Voor vakleerkrachten bewegingsonderwijs, maar ook voor ouders, betekent dat dat ze zich bewust moeten zijn van de waarde van vertrouwen voor sportieve ontwikkeling. Mombarg: “Selecteer dus niet te vroeg de leerlingen die uitmunten voor het schoolsporttoernooi, maar geef ook je vertrouwen aan juist die leerlingen die dat het hardst nodig hebben. Het gaat ook hier om het creëren van eigenwaarde die helpt om goed te worden in een sport”.

Tip voor leerkrachten, trainers/coaches en ouders:
let wat minder op de toppers en geef juist ook je vertrouwen aan de kinderen die niet het beste zijn in sport.

4. Kennis

Het laatste element van Physical Literacy is de kennis die je hebt van het sporten. Dat betekent kennis van de sport zelf, de spelregels en de tactieken. Maar ook de kennis over hoe je eigen lichaam reageert en welke rol in een bepaalde sport het best bij je past, bijvoorbeeld verdediger of aanvaller bij het voetballen.

Die kennis kunnen kinderen ook gebruiken in andere situaties, bijvoorbeeld bij een potje voetbal of stoepranden op straat. Wat moet je dan met elkaar afspreken: de regels, de noodzakelijke attributen, de duur van de wedstrijd die je met elkaar speelt?

Daarnaast gaat het ook om ongeschreven regels: hoe werkt dat in een team als het gaat om elkaar helpen, kritiek geven en een overwinning vieren? En tot slot om kennis van de organisatie van sportdeelname: hoe word je lid van een vereniging of hoe kun je deelnemen aan een hardloopwedstijd?

Deze kennis draagt ertoe bij dat kinderen begrijpen dat er regels en afspraken zijn die de toegang tot de sportwereld bieden. Dan wordt de drempel ook lager om bij een club te gaan sporten of op het trapveldje in de buurt mee te doen, in plaats van letterlijk en figuurlijk aan de kant te blijven staan.

Tip voor leerkrachten, trainers/coaches en ouders:
besteed ook aandacht aan spelregels en onderlinge afspraken bij het sporten, zodat kinderen met plezier en kennis van zaken deelnemen.

Wat kan het onderwijs met Physical Literacy?

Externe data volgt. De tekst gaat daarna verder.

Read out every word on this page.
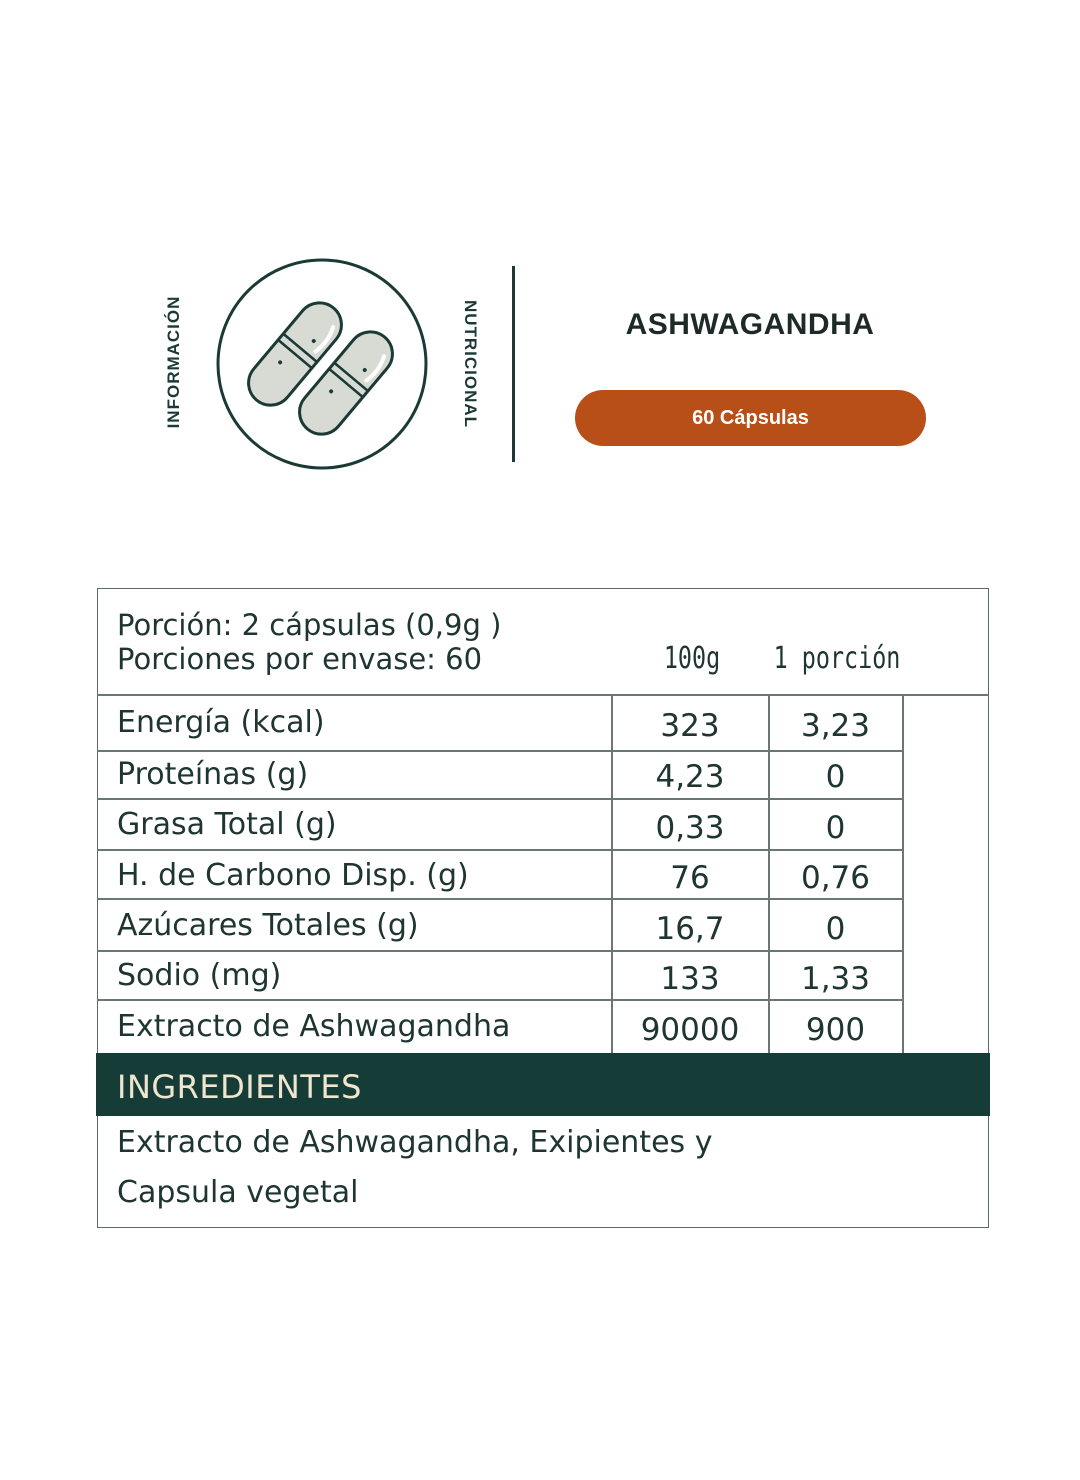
INFORMACIÓN	NUTRICIONAL	ASHWAGANDHA
60 Cápsulas
Porción: 2 cápsulas (0,9g )
Porciones por envase: 60	100g 1 porción
Energía (kcal)	323	3,23
Proteínas (g)	4,23	0
Grasa Total (g)	0,33	0
H. de Carbono Disp. (g)	76	0,76
Azúcares Totales (g)	16,7	0
Sodio (mg)	133	1,33
Extracto de Ashwagandha	90000	900
INGREDIENTES
Extracto de Ashwagandha, Exipientes y
Capsula vegetal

Zoals ook uit voorgaande blijkt, daagt Physical Literacy leerkrachten in het bewegingsonderwijs uit om kinderen meer vrijheid en mogelijkheden te bieden. Zo kunnen kinderen meer bewust hun eigen voorkeuren verkennen. Maar het gaat verder: een fundamentele verandering van het sport- en beweegonderwijs is nodig.

Remo Mombarg: “Idealiter veronderstelt dit elke dag les in sporten en bewegen op school en niet maar twee keer in de week. Als we het aantal sport- en beweegmogelijkheden willen vergroten, moeten we niet alleen naar de sportlessen kijken, maar naar de hele school. Van een zit- en luisterschool naar een beweeg- en doeschool: dat is het doel. Daarop moeten we niet alleen de leerkrachten en het schoolbestuur, maar ook ouders en trainers en coaches aanspreken. Ouders hebben bijvoorbeeld een enorm belangrijke rol in het begeleiden van sportkeuzes. Als die het ideaalbeeld van de topsporter op hun kind projecteren, hoeft dat niet te zijn wat bij het kind past. Kijk vooral naar wat het kind motiveert: dat is lang niet altijd competitie.”

Finland als lichtend voorbeeld?

Dat zo’n omwenteling van denken en doen mogelijk is in het onderwijs, bewijst Finland: dit land heeft gekozen voor langere schooldagen die nadrukkelijk worden onderbroken met bewegen en sporten. Maar vooralsnog wil de groep kwartiermakers ook weten of het concept van Physical Literacy in de praktijk ook werkt.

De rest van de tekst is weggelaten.